- Have you measured your actual overnight use?
- Have you measured the actual use you have when solar is not providing your electricity, which is when the battery will discharge (whether or not it is “overnight”)?
In my experience, a small home with barely enough space on HALF the roof for 5.6kWp solar (so if we get some more solar in morning direction on the OTHER half, it would be a 10kWp system too), we use up the full capacity of 27kWh EVERY DAY during the winter. Part of the problem is that our 5.6kWp isn’t enough to fully recharge the batteries, but the other part is that we actually use a lot. Much of our use is electric space heating; do you have any high draws overnight, such as A/C, electric heater, etc.?
- With the batteries I have, there is no concern of the existing inverter, because they already have all their own inverters built in. I have the Tesla PowerWalls.
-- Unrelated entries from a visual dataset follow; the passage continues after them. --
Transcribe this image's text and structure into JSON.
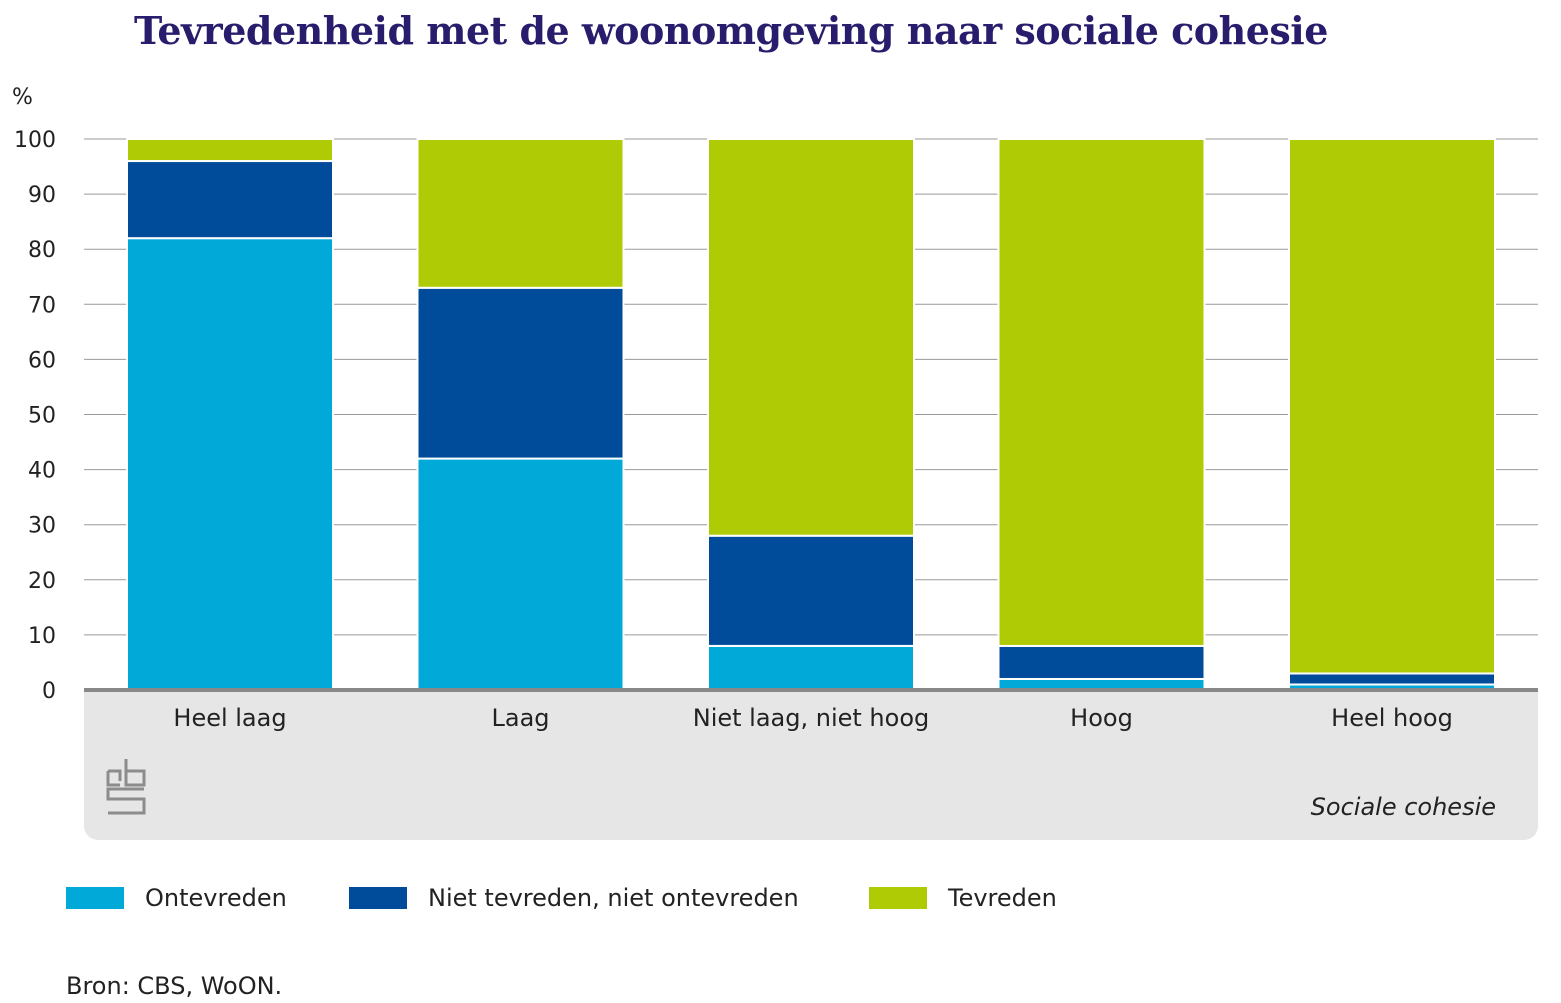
{
  "page": {
    "source": "Bron: CBS, WoON."
  },
  "chart_data": {
    "type": "bar",
    "stacked": true,
    "title": "Tevredenheid met de woonomgeving naar sociale cohesie",
    "ylabel": "%",
    "xlabel": "Sociale cohesie",
    "ylim": [
      0,
      100
    ],
    "yticks": [
      0,
      10,
      20,
      30,
      40,
      50,
      60,
      70,
      80,
      90,
      100
    ],
    "grid": true,
    "legend_position": "bottom",
    "categories": [
      "Heel laag",
      "Laag",
      "Niet laag, niet hoog",
      "Hoog",
      "Heel hoog"
    ],
    "series": [
      {
        "name": "Ontevreden",
        "color": "#00a9d8",
        "values": [
          82,
          42,
          8,
          2,
          1
        ]
      },
      {
        "name": "Niet tevreden, niet ontevreden",
        "color": "#004b9a",
        "values": [
          14,
          31,
          20,
          6,
          2
        ]
      },
      {
        "name": "Tevreden",
        "color": "#afcb05",
        "values": [
          4,
          27,
          72,
          92,
          97
        ]
      }
    ]
  },
  "logo": {
    "icon": "cbs-logo-icon"
  }
}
In the case of the Tesla PowerWalls, once you’ve paid for their standard system, in USA you get backup for free, whether or not you want it, although it COULD be engineered out of the system at extra cost for no gain, and you’d have equipment sitting there capable of backing up just not working.
So, I have no idea what you’re talking about when you mention “do I need some sort of inverter/charger for the battery system too?” Yes, of course you do, is my answer, BUT, you MIGHT be able to use the solar inverter IF THE SOLAR INVERTER has unused battery ports ALREADY BUILT in to it THAT WILL BE FULLY COMPATIBLE with the new batteries you purchase, almost none of which is true of off-the-shelf inverters actually installed anywhere at the time I got solar two years ago (maybe some of that has changed). Typically the few inverters that DO have battery capability built in are (a) proprietary, meaning they lock you in to one battery type, and that battery type is usualy bankrupt, out of business, no longer made, or unavailable by the time you want to install, and (b) that battery capability is rarely installed in solar installations when a battery isn’t ALREADY ordered and being installed at the same time.
So, my recommendation is to go spec your existing inverter, what its full capabilities are, how much of its full capabilities are available to you to add use of, and what those specifications are, find out what batteries meet those specifications (likely NONE), AND THEN start to add to your possible battery setups all the other battery configurations you could get that each require whatever they would require given what you have and don’t have.
I.e., you’ll likely need the charger, inverter, and whatever controllers necessary, just for the batteries, depending on what inverter capabilities are not used on your existing inverter(s).
The easiest is to figure out how many 13.5kWh Tesla PowerWalls you need (keeping in mind a buffer at the bottom) to get you whenever the sun isn’t shining, order a Tesla PowerWall or 2 or 3, but the lead time for that is long.
Almost every inverter company has their own locked in battery type of the week; it’s best to specify them as a pair via one of their engineers. Get quotes from each one and see what you can do!